January 8, 2010

“There is more to life than increasing its speed.” ~ Gandhi.

More to Life

by Peggy Markel

We try to engage, so as to keep up. But what are we missing by doing so?

Even sitting still…eyes closed, our minds race a million miles an hour.

Eyes open, we take in a barrage of images that stir our minds and emotions. Must do’s rule our lives.

What does “more to life than rushing around” mean?

Today I am sitting at my desk. I’m watching it snow. Eyes open, sitting still, I can focus on the flakes falling. They evoke a cleansing stillness and quiet. I can hear my thoughts unraveling at a more manageable audio. I can feel the texture of the snow, even though I am not touching it.

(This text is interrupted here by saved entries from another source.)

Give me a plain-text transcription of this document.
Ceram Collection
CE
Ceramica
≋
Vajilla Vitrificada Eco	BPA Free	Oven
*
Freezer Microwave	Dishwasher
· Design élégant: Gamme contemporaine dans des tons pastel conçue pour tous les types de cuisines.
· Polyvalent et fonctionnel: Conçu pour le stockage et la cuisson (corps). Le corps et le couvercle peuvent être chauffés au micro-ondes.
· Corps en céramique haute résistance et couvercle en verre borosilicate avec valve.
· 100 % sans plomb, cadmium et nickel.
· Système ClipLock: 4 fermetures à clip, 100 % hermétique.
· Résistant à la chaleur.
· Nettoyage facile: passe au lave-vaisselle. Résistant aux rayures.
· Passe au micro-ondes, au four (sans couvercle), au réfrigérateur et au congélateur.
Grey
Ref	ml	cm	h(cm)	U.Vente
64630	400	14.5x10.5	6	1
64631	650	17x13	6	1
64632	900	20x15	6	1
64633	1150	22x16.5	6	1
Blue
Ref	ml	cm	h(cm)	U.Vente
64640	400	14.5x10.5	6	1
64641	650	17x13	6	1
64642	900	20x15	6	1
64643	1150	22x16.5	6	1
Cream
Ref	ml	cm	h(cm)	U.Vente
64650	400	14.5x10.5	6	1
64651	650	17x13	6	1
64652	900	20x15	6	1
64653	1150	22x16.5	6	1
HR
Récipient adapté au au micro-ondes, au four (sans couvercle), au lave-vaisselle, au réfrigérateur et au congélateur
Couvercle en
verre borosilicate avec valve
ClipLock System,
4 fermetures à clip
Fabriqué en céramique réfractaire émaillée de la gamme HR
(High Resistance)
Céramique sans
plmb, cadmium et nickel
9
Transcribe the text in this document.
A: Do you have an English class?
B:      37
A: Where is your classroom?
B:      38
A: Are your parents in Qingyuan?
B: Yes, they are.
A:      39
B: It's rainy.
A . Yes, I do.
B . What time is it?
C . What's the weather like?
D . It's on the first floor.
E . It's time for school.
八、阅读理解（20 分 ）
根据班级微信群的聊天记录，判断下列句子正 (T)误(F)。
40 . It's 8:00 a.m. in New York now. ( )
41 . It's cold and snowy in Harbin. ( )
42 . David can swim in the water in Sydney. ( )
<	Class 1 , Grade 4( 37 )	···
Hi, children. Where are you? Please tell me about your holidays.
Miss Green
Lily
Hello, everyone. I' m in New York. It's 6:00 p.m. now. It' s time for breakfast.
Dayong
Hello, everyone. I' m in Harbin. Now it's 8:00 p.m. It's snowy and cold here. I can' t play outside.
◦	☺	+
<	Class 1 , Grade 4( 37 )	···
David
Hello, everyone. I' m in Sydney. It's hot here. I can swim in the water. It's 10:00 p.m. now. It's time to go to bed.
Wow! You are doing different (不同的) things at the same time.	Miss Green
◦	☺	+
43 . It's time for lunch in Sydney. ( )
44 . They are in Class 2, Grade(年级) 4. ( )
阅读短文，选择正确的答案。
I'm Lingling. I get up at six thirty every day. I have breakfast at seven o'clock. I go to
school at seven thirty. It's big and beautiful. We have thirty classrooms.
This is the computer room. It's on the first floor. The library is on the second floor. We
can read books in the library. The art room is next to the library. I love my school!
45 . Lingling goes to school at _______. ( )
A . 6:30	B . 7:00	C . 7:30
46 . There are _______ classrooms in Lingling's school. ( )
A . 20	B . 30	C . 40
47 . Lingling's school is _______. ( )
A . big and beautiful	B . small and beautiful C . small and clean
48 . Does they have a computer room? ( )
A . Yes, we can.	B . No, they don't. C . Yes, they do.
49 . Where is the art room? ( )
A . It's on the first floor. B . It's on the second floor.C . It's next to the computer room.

My emotions ride the waves of “the genuine heart of sadness” on this winter day.

The soft spot of deep feeling.

The only way to relax with yourself is to open your heart. Then you have a chance to see who you are. This experience is like opening a parachute. When you jump out of an airplane and open the chute, you are there in the sky by yourself. Sometimes it’s very frightening, but on the other hand, when you take this step, the whole situation, the whole journey, makes sense. You discover something in yourself that is basically good, wholesome and worthwhile.

Pema Chodron writes so much about facing ourselves. This is what happens when we slow down.

“More to life” means that we can listen to what we need. Feel what we are feeling. Appreciate the preciousness of each day. What we think may be painful is actually quite delightful. Making space for it is a choice.

In the midst of a myriad of responsibilities, I am taking the time to watch it snow, fix a bowl of warming buckwheat noodles and vegetables, and write. Thank you, Gandhi, for the reminder.